15.12.5. Expressions in Triple Patterns

In addition to expressions in filters and result sets, Virtuoso allows the use of expressions in triples of CONSTRUCT pattern or WHERE pattern: an expression can be used instead of constant or variable name for subject, predicate or object. In this case, an expression is surrounded by backquotes.

Example with WHERE Clause:

The following return all distinct 'fragment' parts of all subjects in all graphs that have some predicate whose value is equal to 2+2.

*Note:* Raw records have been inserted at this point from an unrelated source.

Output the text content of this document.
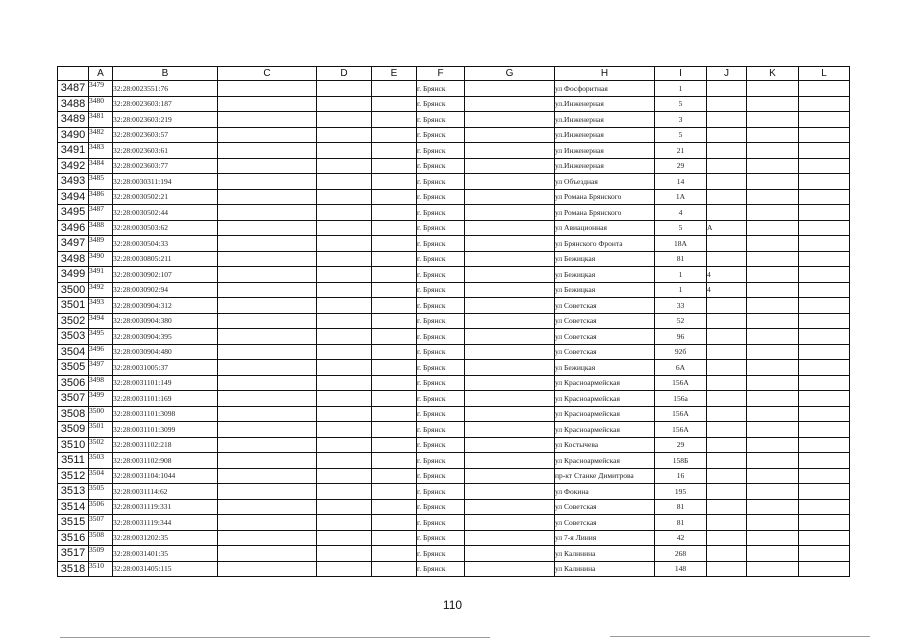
	A	B	C	D	E	F	G	H	I	J	K	L
3487	3479	32:28:0023551:76				г. Брянск		ул Фосфоритная	1			
3488	3480	32:28:0023603:187				г. Брянск		ул.Инженерная	5			
3489	3481	32:28:0023603:219				г. Брянск		ул.Инженерная	3			
3490	3482	32:28:0023603:57				г. Брянск		ул.Инженерная	5			
3491	3483	32:28:0023603:61				г. Брянск		ул Инженерная	21			
3492	3484	32:28:0023603:77				г. Брянск		ул.Инженерная	29			
3493	3485	32:28:0030311:194				г. Брянск		ул Объездная	14			
3494	3486	32:28:0030502:21				г. Брянск		ул Романа Брянского	1А			
3495	3487	32:28:0030502:44				г. Брянск		ул Романа Брянского	4			
3496	3488	32:28:0030503:62				г. Брянск		ул Авиационная	5	А		
3497	3489	32:28:0030504:33				г. Брянск		ул Брянского Фронта	18А			
3498	3490	32:28:0030805:211				г. Брянск		ул Бежицкая	81			
3499	3491	32:28:0030902:107				г. Брянск		ул Бежицкая	1	4		
3500	3492	32:28:0030902:94				г. Брянск		ул Бежицкая	1	4		
3501	3493	32:28:0030904:312				г. Брянск		ул Советская	33			
3502	3494	32:28:0030904:380				г. Брянск		ул Советская	52			
3503	3495	32:28:0030904:395				г. Брянск		ул Советская	96			
3504	3496	32:28:0030904:480				г. Брянск		ул Советская	92б			
3505	3497	32:28:0031005:37				г. Брянск		ул Бежицкая	6А			
3506	3498	32:28:0031101:149				г. Брянск		ул Красноармейская	156А			
3507	3499	32:28:0031101:169				г. Брянск		ул Красноармейская	156а			
3508	3500	32:28:0031101:3098				г. Брянск		ул Красноармейская	156А			
3509	3501	32:28:0031101:3099				г. Брянск		ул Красноармейская	156А			
3510	3502	32:28:0031102:218				г. Брянск		ул Костычева	29			
3511	3503	32:28:0031102:908				г. Брянск		ул Красноармейская	158Б			
3512	3504	32:28:0031104:1044				г. Брянск		пр-кт Станке Димитрова	16			
3513	3505	32:28:0031114:62				г. Брянск		ул Фокина	195			
3514	3506	32:28:0031119:331				г. Брянск		ул Советская	81			
3515	3507	32:28:0031119:344				г. Брянск		ул Советская	81			
3516	3508	32:28:0031202:35				г. Брянск		ул 7-я Линия	42			
3517	3509	32:28:0031401:35				г. Брянск		ул Калинина	268			
3518	3510	32:28:0031405:115				г. Брянск		ул Калинина	148			
110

SQL>sparql select distinct (bif:subseq (?s, bif:strchr (?s, '#')))
   where {
     graph ?g {
       ?s ?p `2+2` .
       filter (! bif:isnull (bif:strchr (?s, '#') ) )
     } };

callret
VARCHAR
----------
#four

Inside WHERE part, every expression in a triple pattern is replaced with new variable, a filter expression is added to the enclosing group. The new filter is an equality of new variable and the expression. Hence the sample above is identical to

sparql
select distinct (bif:subseq (?s, bif:strchr (?s, '#')))
   where {
     graph ?g {
       ?s ?p ?newvariable .
       filter (! bif:isnull (bif:strchr (?s, '#') ) )
       filter (?newvariable = (2+2)) .
     } };

Example with CONSTRUCT:

CONSTRUCT {
  <http://bio2rdf.org/interpro:IPR000181>
<http://bio2rdf.org/ns/bio2rdf#hasLinkCount>
`(select (count(?s)) as ?countS
   where { ?s ?p <http://bio2rdf.org/interpro:IPR000181> })` }
where { ?s1 ?p1 ?o1 } limit 1

The result should be:

<http://bio2rdf.org/interpro:IPR000181> <http://bio2rdf.org/ns/bio2rdf#hasLinkCount> "0"^^<http://www.w3.org/2001/XMLSchema#integer> .

Example create graph:

SQL>sparql insert into graph <http://MyNewGraph.com/> {
<http://bio2rdf.org/interpro:IPR000181>
<http://bio2rdf.org/ns/bio2rdf#hasLinkCount>
  `(select (count(?s)) as ?countS
    where { ?s ?p <http://bio2rdf.org/interpro:IPR000181> })` }
 where { ?s1 ?p1 ?o1 } limit 1  ;

callret-0
VARCHAR
_______________________________________________________________________________

Insert into <http://MyNewGraph.com/>, 1 triples -- done

1 Rows. -- 30 msec.